Ce sommet confirme la place centrale que tient désormais l’Afrique dans la stratégie extérieure du gouvernement chinois avec une batterie de mesures comme :

Ø Création d’un fonds de développement pour l’Afrique doté d’un budget de 5 milliards de dollars
Ø Annulation de la dette pour un montant de 1.4milliards de dollars qui concerne 31 pays
Ø Doublement de l’aide d’ici 2009

Lors du forum, onze entreprises chinoises ont signé 14 accords avec des pays africains pour une valeur totale de 1.9milliards de dollars. Ces accords ont porté sur des investissements dans les infrastructures, les communications, la technologie, l’équipement, l’énergie, les ressources, les finances et les assurances.

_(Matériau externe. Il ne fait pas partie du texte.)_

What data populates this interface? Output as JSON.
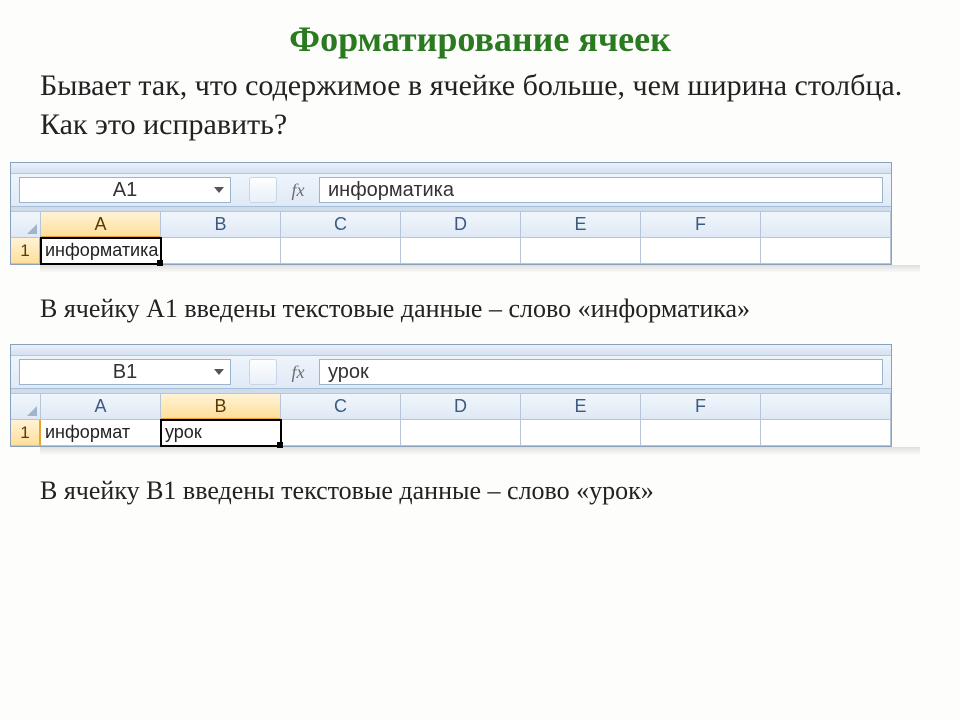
{
  "title": "Форматирование ячеек",
  "intro": "Бывает так, что содержимое в ячейке больше, чем ширина столбца. Как это исправить?",
  "caption1": "В ячейку А1 введены текстовые данные – слово «информатика»",
  "caption2": "В ячейку В1 введены текстовые данные – слово «урок»",
  "fx_label": "fx",
  "columns": [
    "A",
    "B",
    "C",
    "D",
    "E",
    "F"
  ],
  "row_label": "1",
  "shot1": {
    "namebox": "A1",
    "formula": "информатика",
    "active_col_index": 0,
    "cells": {
      "A1_full": "информатика",
      "B1": ""
    }
  },
  "shot2": {
    "namebox": "B1",
    "formula": "урок",
    "active_col_index": 1,
    "cells": {
      "A1_clipped": "информат",
      "B1": "урок"
    }
  }
}
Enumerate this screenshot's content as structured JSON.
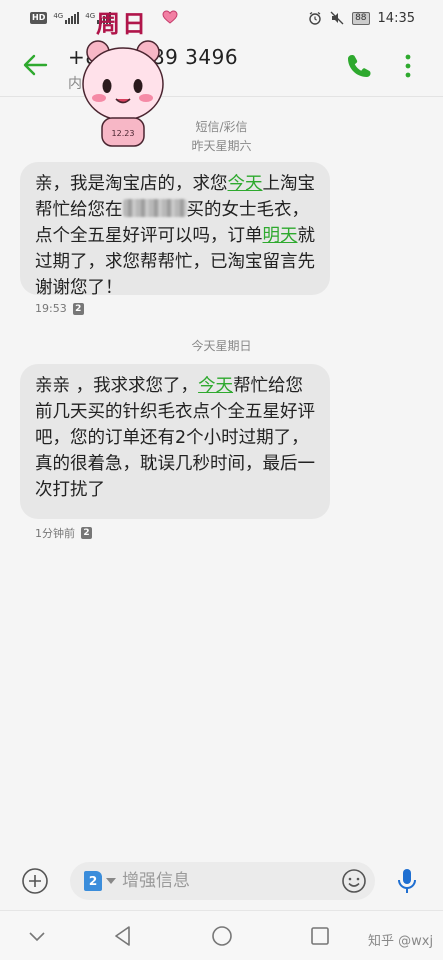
{
  "status_bar": {
    "hd": "HD",
    "network_1": "4G",
    "network_2": "4G",
    "battery": "88",
    "time": "14:35",
    "sticker_text": "周日"
  },
  "header": {
    "contact_number": "+86 1  489 3496",
    "contact_sub": "内        动"
  },
  "thread": [
    {
      "date_label": "短信/彩信",
      "date_sublabel": "昨天星期六",
      "parts": [
        "亲，我是淘宝店的，求您",
        "今天",
        "上淘宝帮忙给您在",
        "买的女士毛衣，点个全五星好评可以吗，订单",
        "明天",
        "就过期了，求您帮帮忙，已淘宝留言先谢谢您了！"
      ],
      "time": "19:53",
      "sim": "2"
    },
    {
      "date_sublabel": "今天星期日",
      "parts": [
        "亲亲 ，我求求您了，",
        "今天",
        "帮忙给您前几天买的针织毛衣点个全五星好评吧，您的订单还有2个小时过期了，真的很着急，耽误几秒时间，最后一次打扰了"
      ],
      "time": "1分钟前",
      "sim": "2"
    }
  ],
  "composer": {
    "sim": "2",
    "placeholder": "增强信息"
  },
  "watermark": "知乎 @wxj",
  "colors": {
    "accent_green": "#2ea92e",
    "bubble_bg": "#e7e7e7",
    "sim_blue": "#3b8ddb"
  }
}
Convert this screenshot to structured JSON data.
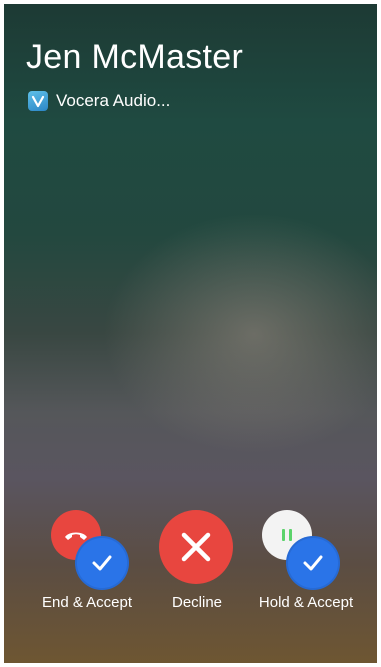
{
  "call": {
    "caller_name": "Jen McMaster",
    "app_name": "Vocera Audio..."
  },
  "actions": {
    "end_accept": {
      "label": "End & Accept",
      "icons": [
        "phone-hangup-icon",
        "checkmark-icon"
      ]
    },
    "decline": {
      "label": "Decline",
      "icon": "x-icon"
    },
    "hold_accept": {
      "label": "Hold & Accept",
      "icons": [
        "pause-icon",
        "checkmark-icon"
      ]
    }
  },
  "colors": {
    "decline_red": "#e8463f",
    "accept_blue": "#2a74e8",
    "hold_green": "#5bd36b",
    "hold_white": "#f3f3f3"
  }
}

La plus grosse transaction d’une valeur de 938 million de dollars a été réalisée par le conglomérat public CITIC, pour l’acquisition et la construction d’une cimenterie au Cap Vert. Des accords de 55millions de dollars pour l’exploitation des mines sud africains, 230millions de dollars pour une autoroute au Nigeria et un projet de centrale électrique de 400megawatts à Bui au Ghana 622millions de dollars ont été également signés.
En somme la Chine accorde une grande importance au développement de ses relations amicales avec tous les pays africains, relations fondées principalement sur la non ingérence dans les affaires intérieures des pays africains qui est parfaitement contraire aux démarches des partenaires traditionnels occidentaux.

L’Afrique est aussi devenue pour la Chine un continent rempli d’opportunités que de difficultés autrement dit les Etats africains ne gagnent peut être pas autant à coopérer avec la chine qu’ils n’y perdent ce que disait le premier ministre WEN JIABAO sous l’ère Hu Jintao

(2003-2013) : « l’Afrique et la Chine ont ouvert ensemble un partenariat stratégique de type nouveau dont les caractéristiques fondamentales sont l’égalité et la confiance réciproque sur le plan politique, une coopération gagnant-gagnant sur le plan économique et des échanges bénéfiques sur le plan culturel» .

Qu’ils soient grands ou petits, riches ou pauvres, puissants ou faibles, riches en ressources ou non , la Chine les traite sur un même pied d’égalité et prône activement une coopération pragmatique mutuellement avantageuse . La Chine fait progresser les relations bilatérales de façon équilibrée et dans tous les domaines, en vue de créer le bonheur pour les peuples chinois et africain.